Developing with a Surface Pro 2

This is a quick follow up post of my original developing with a Surface Pro 1

After thoroughly enjoying my original Surface Pro I decided to upgrade to a Surface Pro 2 (256GB) as my main machine (both for coding and non coding). The main aim of the upgrade was to get the 8G RAM as opposed to the Pro 1’s 4G limit.

 

Wow… simply, wow!

 

Given that spend virtually all my time in Visual Studio (which can certainly be a memory/CPU hog at times), it was going to be the make-or-break application for the Surface. If it ran badly, no Surface work for me. Fortunately the machine doesn’t skip a beat. Yes, it doesn’t compile my projects as quickly as an 3Ghz i7 with 32G of RAM, but I really really don’t care about that. My main project at work is a touch under 100k lines of C# ( and a bazillion lines of JS), and it cleans and rebuilds in around 26 seconds. Given I don’t normally completely clean and rebuild every single time I compile (usually I just hit F6 for a “build”) my compile times are practically 8 seconds. I can definitely live with that. So that’s a tick for being able to handle day to day workloads.

 

My usual workload on the Surface Pro 2 is Windows 8.1 Pro (Update 1), Visual Studio 2013, SQL Server 2012, IIS Express, SSMS, Skype for Desktop, iTunes, Sublime Text, Evernote, many powershell/command prompts, SourceTree,  Github for Windows and anywhere between 5 and 100 Chrome tabs. Although I’d call myself “slightly OCD” when it comes to monitoring memory usage, I’m very happy with how things are running. Currently I’ve a system commit of around 5.4G with physical memory usage at 4.5G. Plenty of room for VS to expand and consume (all). The single biggest jump in SC and PM will happen once I start debugging the main project in VS, then the private bytes jump to almost 1G, but hey that’s a developers life….

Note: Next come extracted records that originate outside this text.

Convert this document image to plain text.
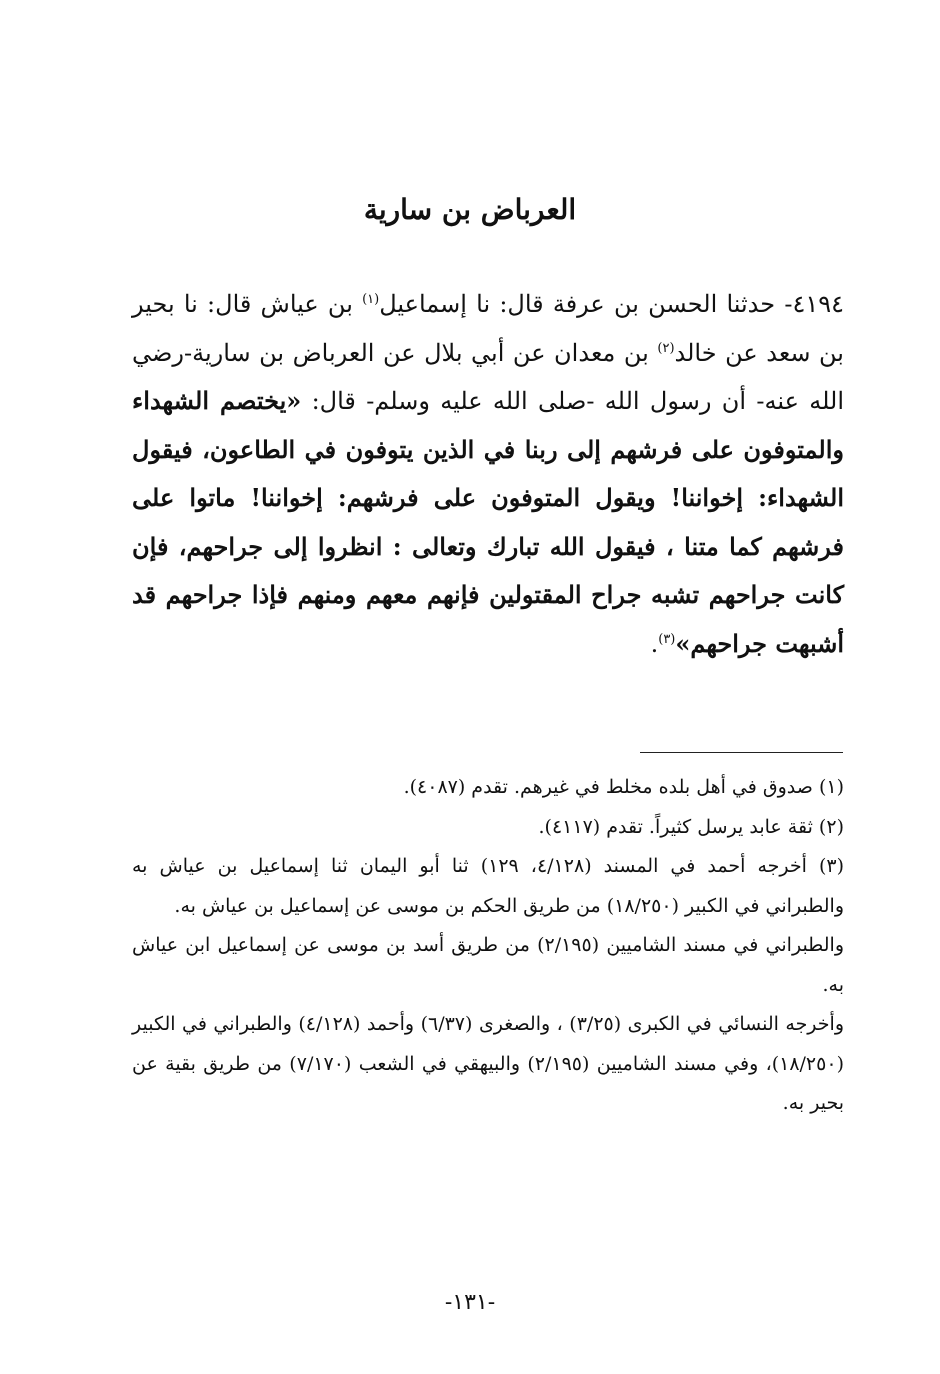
العرباض بن سارية
٤١٩٤- حدثنا الحسن بن عرفة قال: نا إسماعيل$^{(١)}$ بن عياش قال: نا بحير بن سعد عن خالد$^{(٢)}$ بن معدان عن أبي بلال عن العرباض بن سارية-رضي الله عنه- أن رسول الله -صلى الله عليه وسلم- قال: «يختصم الشهداء والمتوفون على فرشهم إلى ربنا في الذين يتوفون في الطاعون، فيقول الشهداء: إخواننا! ويقول المتوفون على فرشهم: إخواننا! ماتوا على فرشهم كما متنا ، فيقول الله تبارك وتعالى : انظروا إلى جراحهم، فإن كانت جراحهم تشبه جراح المقتولين فإنهم معهم ومنهم فإذا جراحهم قد أشبهت جراحهم»$^{(٣)}$.

(١) صدوق في أهل بلده مخلط في غيرهم. تقدم (٤٠٨٧).

(٢) ثقة عابد يرسل كثيراً. تقدم (٤١١٧).

(٣) أخرجه أحمد في المسند (٤/١٢٨، ١٢٩) ثنا أبو اليمان ثنا إسماعيل بن عياش به والطبراني في الكبير (١٨/٢٥٠) من طريق الحكم بن موسى عن إسماعيل بن عياش به.

والطبراني في مسند الشاميين (٢/١٩٥) من طريق أسد بن موسى عن إسماعيل ابن عياش به.

وأخرجه النسائي في الكبرى (٣/٢٥) ، والصغرى (٦/٣٧) وأحمد (٤/١٢٨) والطبراني في الكبير (١٨/٢٥٠)، وفي مسند الشاميين (٢/١٩٥) والبيهقي في الشعب (٧/١٧٠) من طريق بقية عن بحير به.

-١٣١-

I’ve had plenty of 8G and 16G RAM based machines previously (hell even a 32G at one stage) but I’m still consistently surprised by how much this “mere tablet/ultrabook” gets done. As for a general purpose development machine I can’t really fault it.

This doesn’t mean I’m intentionally careless about leaving non essential memory hogging processes running eg I’ll turn SQL Server on/off when required etc.

It’s compact, works great with USB based docking stations, speedy (enough) and handles all work loads that I throw at it.

 

but…

 

Although a fan of the kick stand at the beginning I have to start admitting that on a train (where I am currently) it’s not the most comfortable thing to use. Still, I mainly use it at a desk so it’s not a big problem.